Report from IEEE Workshop on Spoken Language Technology in Goa

Alex Rudnicky

SLTC Newsletter, January 2009

The second bi-annual IEEE workshop on Spoken Language Technology (SLT) took place December 15-18th 2008 in Goa, India. The SLT workshop alternates with the IEEE ASRU (Automatic Speech Recognition and Understanding) workshop and is meant to focus on topics that connect speech recognition and understanding to some of its applications, such as machine translation, dialog, search and summarization. A particular focus of this year’s meeting was Spoken Language Technology for Development (sometimes abbreviated as SLT4D), the application of SLT to social needs, and several sessions were devoted to this topic. SLT 2008 was also the first IEEE speech technology meeting to be held on the Indian sub-continent and it provided a long-overdue opportunity for European, Asian and American researchers to interact with members of the very active Indian speech research community. Amitav Das, the Chair, and Srinivas Bangalore, the Co-Chair, did an outstanding job of organizing the meeting and its associated activities. Unfortunately, due to circumstances beyond the organizers’ control attendance was much smaller than anticipated: there were 88 attendees, out of 122 registrations.This year’s workshop attracted 154 regular submissions, of which 72 were accepted.

A special session on SLT in India introduced participants to the linguistic landscape of India. Your correspondent was struck by both the sheer diversity and sizes of language groups (22 official languages, 29 with more than a million speakers each, 122 languages spoken by at least 10,000 people). Some interesting accommodations have been prompted by practical considerations; for example, communities without a written language might borrow script from multiple neighboring groups. Dr. Mallinkarjun of the Central Institute of Indian Languages described a major effort currently under way to collect corpora for 24 major languages, under the direction of the Linguistic Data Consortium for Indian Languages. The collection effort extends beyond speech and encompasses a variety of linguistic resources, including parallel corpora and dictionaries. Prof Hema Murthy of IIT-Madras described a variety of ways that language technologies are being used for education and training (for example to provide exam preparation); of particular interest were descriptions of how the needs of practical applications drive development in core technology (for example, speech synthesis). Dr Amitav Das of Microsoft India provided a comprehensive overview of speech technology activity in India taking place both in industry and in academia. Dr Das reinforced the point that understanding how to use speech technology to meet peoples’ needs in turn generates interesting research questions.

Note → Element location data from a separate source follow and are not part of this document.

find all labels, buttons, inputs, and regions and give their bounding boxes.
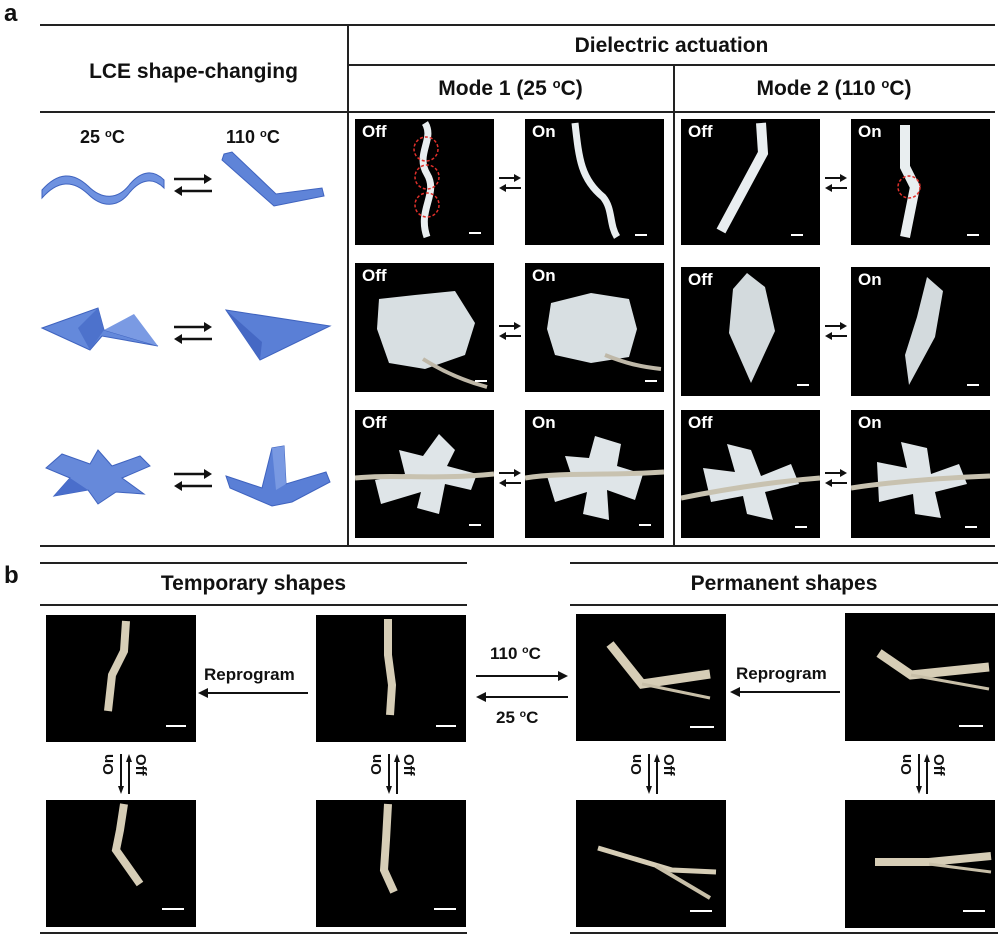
lce-cross-sheet-25c — [45, 449, 151, 505]
lce-exchange-arrows-row2 — [172, 320, 214, 346]
temporary-shapes-header: Temporary shapes — [160, 572, 347, 595]
permanent-header-rule — [570, 604, 998, 606]
mode1-row2-off-photo: Off — [355, 263, 494, 392]
mode2-row3-on-photo: On — [851, 410, 990, 538]
mode1-header: Mode 1 (25 oC) — [438, 76, 583, 101]
lce-folded-sheet-110c — [224, 309, 332, 361]
mode2-row3-arrows — [824, 468, 848, 488]
panel-a-header-rule — [40, 111, 995, 113]
mode2-row1-on-photo: On — [851, 119, 990, 245]
on-off-indicator-4: On Off — [898, 752, 948, 796]
mode1-row3-arrows — [498, 468, 522, 488]
mode2-row1-arrows — [824, 173, 848, 193]
permanent-shape2-off-photo — [845, 613, 995, 741]
temporary-shape1-on-photo — [46, 800, 196, 927]
mode1-row3-off-photo: Off — [355, 410, 494, 538]
mode1-row2-arrows — [498, 321, 522, 341]
panel-a-top-rule — [40, 24, 995, 26]
mode2-row2-off-photo: Off — [681, 267, 820, 396]
mode1-row1-on-photo: On — [525, 119, 664, 245]
reprogram-arrow-permanent — [730, 687, 840, 697]
permanent-shape2-on-photo — [845, 800, 995, 928]
on-off-indicator-3: On Off — [628, 752, 678, 796]
permanent-shapes-header: Permanent shapes — [690, 572, 878, 595]
panel-a-divider — [347, 24, 349, 546]
permanent-top-rule — [570, 562, 998, 564]
temporary-shape2-on-photo — [316, 800, 466, 927]
lce-cross-sheet-110c — [225, 445, 331, 507]
mode1-row2-on-photo: On — [525, 263, 664, 392]
permanent-shape1-on-photo — [576, 800, 726, 927]
on-off-indicator-2: On Off — [368, 752, 418, 796]
mode2-row2-on-photo: On — [851, 267, 990, 396]
temp-label-25: 25 oC — [80, 127, 125, 147]
reprogram-arrow-temporary — [198, 688, 308, 698]
temporary-top-rule — [40, 562, 467, 564]
temp-forward-label: 110 oC — [490, 644, 541, 663]
mode-divider — [673, 64, 675, 546]
lce-header: LCE shape-changing — [89, 60, 298, 83]
temporary-shape1-off-photo — [46, 615, 196, 742]
mode2-header: Mode 2 (110 oC) — [756, 76, 912, 101]
lce-exchange-arrows-row1 — [172, 172, 214, 198]
mode1-row1-off-photo: Off — [355, 119, 494, 245]
mode2-row2-arrows — [824, 321, 848, 341]
cool-arrow — [476, 692, 568, 702]
panel-b-label: b — [4, 562, 19, 589]
permanent-bottom-rule — [570, 932, 998, 934]
panel-a-label: a — [4, 0, 18, 27]
on-off-indicator-1: On Off — [100, 752, 150, 796]
mode1-row1-arrows — [498, 173, 522, 193]
mode2-row3-off-photo: Off — [681, 410, 820, 538]
dielectric-header: Dielectric actuation — [574, 34, 769, 57]
temporary-header-rule — [40, 604, 467, 606]
mode-header-rule — [348, 64, 995, 66]
mode2-row1-off-photo: Off — [681, 119, 820, 245]
heat-arrow — [476, 671, 568, 681]
mode1-row3-on-photo: On — [525, 410, 664, 538]
temp-back-label: 25 oC — [496, 708, 539, 727]
panel-a-bottom-rule — [40, 545, 995, 547]
lce-bent-strip-110c — [221, 151, 325, 207]
temp-label-110: 110 oC — [226, 127, 280, 147]
lce-exchange-arrows-row3 — [172, 467, 214, 493]
temporary-bottom-rule — [40, 932, 467, 934]
lce-folded-sheet-25c — [40, 307, 159, 351]
permanent-shape1-off-photo — [576, 614, 726, 741]
reprogram-label-temporary: Reprogram — [204, 665, 295, 684]
reprogram-label-permanent: Reprogram — [736, 664, 827, 683]
lce-wavy-strip-25c — [41, 172, 165, 205]
temporary-shape2-off-photo — [316, 615, 466, 742]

The workshop keynote address was given by Prof Giuseppe Riccardi of the University of Trento and described a comprehensive program of research in exploring next-generation spoken language interfaces, including multi-modality and system-originated transactions (and featured a compelling demonstration of the latter in action).

The workshop also included two tutorials addressing spoken language technology in development. "Rapid Language Adaptation Tools and technologies for Multilingual Speech Processing System" prepared by Prof Tanja Schultz of Karlsruhe and Carnegie Mellon Universities (and presented by Prof Pascale Fung of HKUST) focused on the SPICE project and the development of tools for rapid acquisition of language data and simplified configuration of models and applications that would allow non-specialists to create useful artifacts. The second tutorial, on the World Wide Telecom Web, given by Dr Nitendra Rajput of IBM India in Delhi, described the development and successful deployment of a speech-only web service that enables access to information resources over mobile phones (for example, market prices). Of particular note is that the system allows ordinary users to create their own content entirely over the phone (for example, advertizing services or sharing knowledge about farming techniques).

Following the model set by previous workshops, the meeting consisted of a single track of poster sessions organized around a specific topic and preceded by an introductory overview lecture. In contrast to the previous SLT meeting, SLT 2008 featured a full session on spoken language generation; the kinds of problems addressed in summarization and search seem to have evolved to ones focusing more on complete systems rather than component technologies. In this meeting, as in others recently, machine translation featured prominently.